En réalité, la décision d’achat se forme surtout dans ce qui ne se dit pas.
Pendant qu’un échange se déroule, le cerveau du client produit un flux constant de pensées.
« Est-ce que ma femme va être d'accord avec ce prix ? », « Le vendeur d'en face m'a dit l'inverse » , ou encore « Il a l'air sympa, mais est-ce que son truc va vraiment me faire gagner du temps ? »
C'est un véritable cinéma intérieur : des images et des flashs défilent sur l'écran de son esprit à chaque seconde.
Une étude de l’université Queen’s a montré que notre esprit change de pensées environ 400 fois par heure (1).
Sur les 400 micro-pensées™ qu'il a en une heure, votre client n'en partagera réellement que 10% avec votre commercial (2).
Autrement dit :
- le vendeur n’entend qu’une fraction de ce qui se passe réellement dans la tête de son client.

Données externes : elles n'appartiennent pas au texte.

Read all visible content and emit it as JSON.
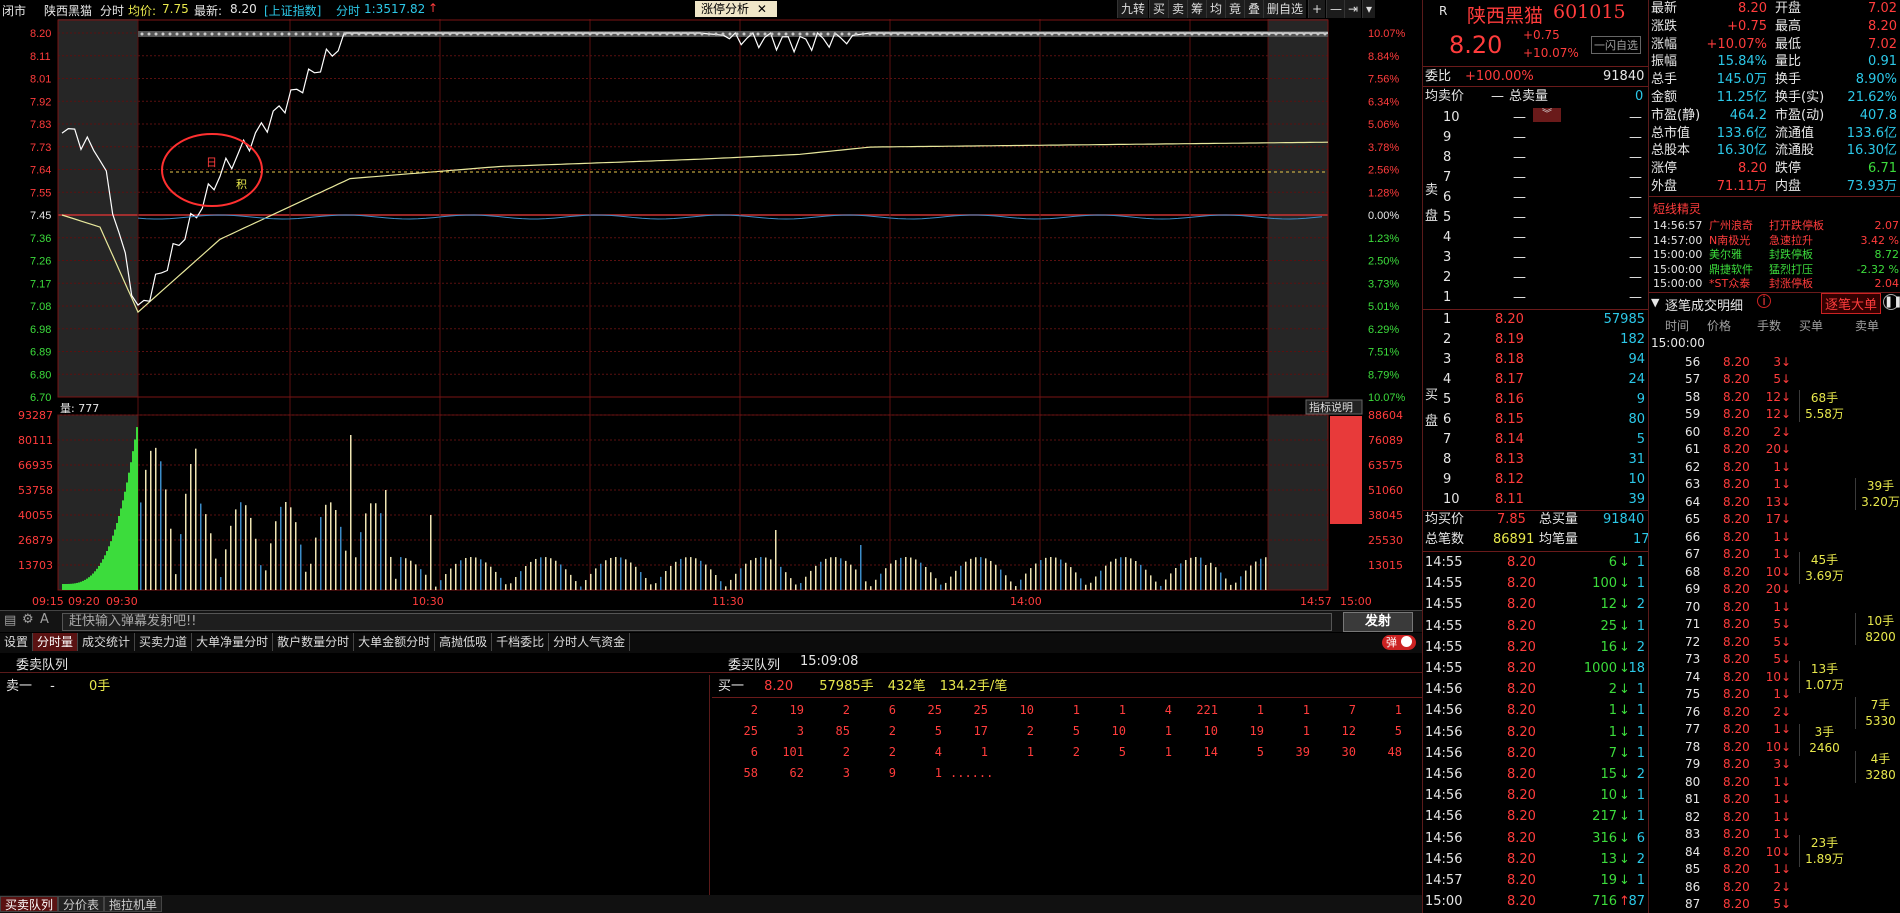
{
  "topbar": {
    "mode": "闭市",
    "stock": "陕西黑猫",
    "view": "分时",
    "avg_label": "均价:",
    "avg_value": "7.75",
    "latest_label": "最新:",
    "latest_value": "8.20",
    "index_name": "[上证指数]",
    "index_label": "分时",
    "index_value": "1:3517.82",
    "center_tab": "涨停分析",
    "tools": [
      "九转",
      "买",
      "卖",
      "筹",
      "均",
      "竟",
      "叠",
      "删自选"
    ]
  },
  "price_axis": {
    "left": [
      "8.20",
      "8.11",
      "8.01",
      "7.92",
      "7.83",
      "7.73",
      "7.64",
      "7.55",
      "7.45",
      "7.36",
      "7.26",
      "7.17",
      "7.08",
      "6.98",
      "6.89",
      "6.80",
      "6.70"
    ],
    "right": [
      "10.07%",
      "8.84%",
      "7.56%",
      "6.34%",
      "5.06%",
      "3.78%",
      "2.56%",
      "1.28%",
      "0.00%",
      "1.23%",
      "2.50%",
      "3.73%",
      "5.01%",
      "6.29%",
      "7.51%",
      "8.79%",
      "10.07%"
    ]
  },
  "volume_axis": {
    "label": "量: 777",
    "indicator_btn": "指标说明",
    "left": [
      "93287",
      "80111",
      "66935",
      "53758",
      "40055",
      "26879",
      "13703"
    ],
    "right": [
      "88604",
      "76089",
      "63575",
      "51060",
      "38045",
      "25530",
      "13015"
    ]
  },
  "time_axis": [
    "09:15",
    "09:20",
    "09:30",
    "10:30",
    "11:30",
    "14:00",
    "14:57",
    "15:00"
  ],
  "markers": {
    "limit_up": "日",
    "event": "积"
  },
  "chart_data": {
    "type": "line",
    "title": "",
    "x": [
      "09:15",
      "09:20",
      "09:30",
      "10:00",
      "10:30",
      "11:00",
      "11:30",
      "13:30",
      "14:00",
      "14:30",
      "15:00"
    ],
    "series": [
      {
        "name": "price",
        "values": [
          7.82,
          7.7,
          7.05,
          7.62,
          8.2,
          8.2,
          8.2,
          8.16,
          8.2,
          8.2,
          8.2
        ]
      },
      {
        "name": "avg",
        "values": [
          7.45,
          7.4,
          7.05,
          7.35,
          7.6,
          7.65,
          7.68,
          7.7,
          7.73,
          7.74,
          7.75
        ]
      }
    ],
    "ylim": [
      6.7,
      8.2
    ],
    "prev_close": 7.45
  },
  "input": {
    "placeholder": "赶快输入弹幕发射吧!!",
    "send": "发射"
  },
  "tabs": [
    "设置",
    "分时量",
    "成交统计",
    "买卖力道",
    "大单净量分时",
    "散户数量分时",
    "大单金额分时",
    "高抛低吸",
    "千档委比",
    "分时人气资金"
  ],
  "toggle": "弹",
  "queue": {
    "left_title": "委卖队列",
    "right_title": "委买队列",
    "time": "15:09:08",
    "sell_label": "卖一",
    "sell_dash": "-",
    "sell_qty": "0手",
    "buy_label": "买一",
    "buy_price": "8.20",
    "buy_qty": "57985手",
    "buy_count": "432笔",
    "buy_avg": "134.2手/笔",
    "rows": [
      [
        "2",
        "19",
        "2",
        "6",
        "25",
        "25",
        "10",
        "1",
        "1",
        "4",
        "221",
        "1",
        "1",
        "7",
        "1"
      ],
      [
        "25",
        "3",
        "85",
        "2",
        "5",
        "17",
        "2",
        "5",
        "10",
        "1",
        "10",
        "19",
        "1",
        "12",
        "5"
      ],
      [
        "6",
        "101",
        "2",
        "2",
        "4",
        "1",
        "1",
        "2",
        "5",
        "1",
        "14",
        "5",
        "39",
        "30",
        "48"
      ],
      [
        "58",
        "62",
        "3",
        "9",
        "1",
        "......"
      ]
    ]
  },
  "bottom_tabs": [
    "买卖队列",
    "分价表",
    "拖拉机单"
  ],
  "quote": {
    "flag": "R",
    "name": "陕西黑猫",
    "code": "601015",
    "price": "8.20",
    "change": "+0.75",
    "pct": "+10.07%",
    "btn": "一闪自选",
    "weibi_label": "委比",
    "weibi": "+100.00%",
    "weicha": "91840",
    "avg_sell_label": "均卖价",
    "avg_sell": "—",
    "total_sell_label": "总卖量",
    "total_sell": "0",
    "sell_levels": [
      "10",
      "9",
      "8",
      "7",
      "6",
      "5",
      "4",
      "3",
      "2",
      "1"
    ],
    "sell_dash": "—",
    "buy": [
      [
        "1",
        "8.20",
        "57985"
      ],
      [
        "2",
        "8.19",
        "182"
      ],
      [
        "3",
        "8.18",
        "94"
      ],
      [
        "4",
        "8.17",
        "24"
      ],
      [
        "5",
        "8.16",
        "9"
      ],
      [
        "6",
        "8.15",
        "80"
      ],
      [
        "7",
        "8.14",
        "5"
      ],
      [
        "8",
        "8.13",
        "31"
      ],
      [
        "9",
        "8.12",
        "10"
      ],
      [
        "10",
        "8.11",
        "39"
      ]
    ],
    "sell_side": "卖盘",
    "buy_side": "买盘",
    "avg_buy_label": "均买价",
    "avg_buy": "7.85",
    "total_buy_label": "总买量",
    "total_buy": "91840",
    "total_trades_label": "总笔数",
    "total_trades": "86891",
    "avg_vol_label": "均笔量",
    "avg_vol": "17"
  },
  "ticks": [
    [
      "14:55",
      "8.20",
      "6",
      "1"
    ],
    [
      "14:55",
      "8.20",
      "100",
      "1"
    ],
    [
      "14:55",
      "8.20",
      "12",
      "2"
    ],
    [
      "14:55",
      "8.20",
      "25",
      "1"
    ],
    [
      "14:55",
      "8.20",
      "16",
      "2"
    ],
    [
      "14:55",
      "8.20",
      "1000",
      "18"
    ],
    [
      "14:56",
      "8.20",
      "2",
      "1"
    ],
    [
      "14:56",
      "8.20",
      "1",
      "1"
    ],
    [
      "14:56",
      "8.20",
      "1",
      "1"
    ],
    [
      "14:56",
      "8.20",
      "7",
      "1"
    ],
    [
      "14:56",
      "8.20",
      "15",
      "2"
    ],
    [
      "14:56",
      "8.20",
      "10",
      "1"
    ],
    [
      "14:56",
      "8.20",
      "217",
      "1"
    ],
    [
      "14:56",
      "8.20",
      "316",
      "6"
    ],
    [
      "14:56",
      "8.20",
      "13",
      "2"
    ],
    [
      "14:57",
      "8.20",
      "19",
      "1"
    ],
    [
      "15:00",
      "8.20",
      "716",
      "87"
    ]
  ],
  "stats": [
    [
      "最新",
      "8.20",
      "开盘",
      "7.02"
    ],
    [
      "涨跌",
      "+0.75",
      "最高",
      "8.20"
    ],
    [
      "涨幅",
      "+10.07%",
      "最低",
      "7.02"
    ],
    [
      "振幅",
      "15.84%",
      "量比",
      "0.91"
    ],
    [
      "总手",
      "145.0万",
      "换手",
      "8.90%"
    ],
    [
      "金额",
      "11.25亿",
      "换手(实)",
      "21.62%"
    ],
    [
      "市盈(静)",
      "464.2",
      "市盈(动)",
      "407.8"
    ],
    [
      "总市值",
      "133.6亿",
      "流通值",
      "133.6亿"
    ],
    [
      "总股本",
      "16.30亿",
      "流通股",
      "16.30亿"
    ],
    [
      "涨停",
      "8.20",
      "跌停",
      "6.71"
    ],
    [
      "外盘",
      "71.11万",
      "内盘",
      "73.93万"
    ]
  ],
  "sprite": {
    "title": "短线精灵",
    "rows": [
      [
        "14:56:57",
        "广州浪奇",
        "打开跌停板",
        "2.07"
      ],
      [
        "14:57:00",
        "N南极光",
        "急速拉升",
        "3.42 %"
      ],
      [
        "15:00:00",
        "美尔雅",
        "封跌停板",
        "8.72"
      ],
      [
        "15:00:00",
        "鼎捷软件",
        "猛烈打压",
        "-2.32 %"
      ],
      [
        "15:00:00",
        "*ST众泰",
        "封涨停板",
        "2.04"
      ]
    ]
  },
  "detail": {
    "title": "逐笔成交明细",
    "btn": "逐笔大单",
    "headers": [
      "时间",
      "价格",
      "手数",
      "买单",
      "卖单"
    ],
    "first_time": "15:00:00",
    "rows": [
      [
        "56",
        "8.20",
        "3"
      ],
      [
        "57",
        "8.20",
        "5"
      ],
      [
        "58",
        "8.20",
        "12"
      ],
      [
        "59",
        "8.20",
        "12"
      ],
      [
        "60",
        "8.20",
        "2"
      ],
      [
        "61",
        "8.20",
        "20"
      ],
      [
        "62",
        "8.20",
        "1"
      ],
      [
        "63",
        "8.20",
        "1"
      ],
      [
        "64",
        "8.20",
        "13"
      ],
      [
        "65",
        "8.20",
        "17"
      ],
      [
        "66",
        "8.20",
        "1"
      ],
      [
        "67",
        "8.20",
        "1"
      ],
      [
        "68",
        "8.20",
        "10"
      ],
      [
        "69",
        "8.20",
        "20"
      ],
      [
        "70",
        "8.20",
        "1"
      ],
      [
        "71",
        "8.20",
        "5"
      ],
      [
        "72",
        "8.20",
        "5"
      ],
      [
        "73",
        "8.20",
        "5"
      ],
      [
        "74",
        "8.20",
        "10"
      ],
      [
        "75",
        "8.20",
        "1"
      ],
      [
        "76",
        "8.20",
        "2"
      ],
      [
        "77",
        "8.20",
        "1"
      ],
      [
        "78",
        "8.20",
        "10"
      ],
      [
        "79",
        "8.20",
        "3"
      ],
      [
        "80",
        "8.20",
        "1"
      ],
      [
        "81",
        "8.20",
        "1"
      ],
      [
        "82",
        "8.20",
        "1"
      ],
      [
        "83",
        "8.20",
        "1"
      ],
      [
        "84",
        "8.20",
        "10"
      ],
      [
        "85",
        "8.20",
        "1"
      ],
      [
        "86",
        "8.20",
        "2"
      ],
      [
        "87",
        "8.20",
        "5"
      ]
    ],
    "groups": [
      [
        "68手",
        "5.58万"
      ],
      [
        "39手",
        "3.20万"
      ],
      [
        "45手",
        "3.69万"
      ],
      [
        "10手",
        "8200"
      ],
      [
        "13手",
        "1.07万"
      ],
      [
        "7手",
        "5330"
      ],
      [
        "3手",
        "2460"
      ],
      [
        "4手",
        "3280"
      ],
      [
        "23手",
        "1.89万"
      ]
    ]
  },
  "colors": {
    "up": "#ff3c3c",
    "down": "#3cdc3c",
    "grid": "#7a1414",
    "price_line": "#ffffff",
    "avg_line": "#e8e89c",
    "volume_up": "#f0e6b4",
    "volume_down": "#3cdc3c"
  }
}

- la décision se construit en grande partie dans un monologue invisible dans la tête du client.
(1) Tseng, J., & Poppenk, J. (2020). Brain meta-state transitions demarcate thoughts across task and rest. Nature Communications, 11(3476)(2) Hurlburt, R. T. (2011). Investigating Pristine Inner Experience: Foraging the Territory of Environmental Describing. Cambridge University Press.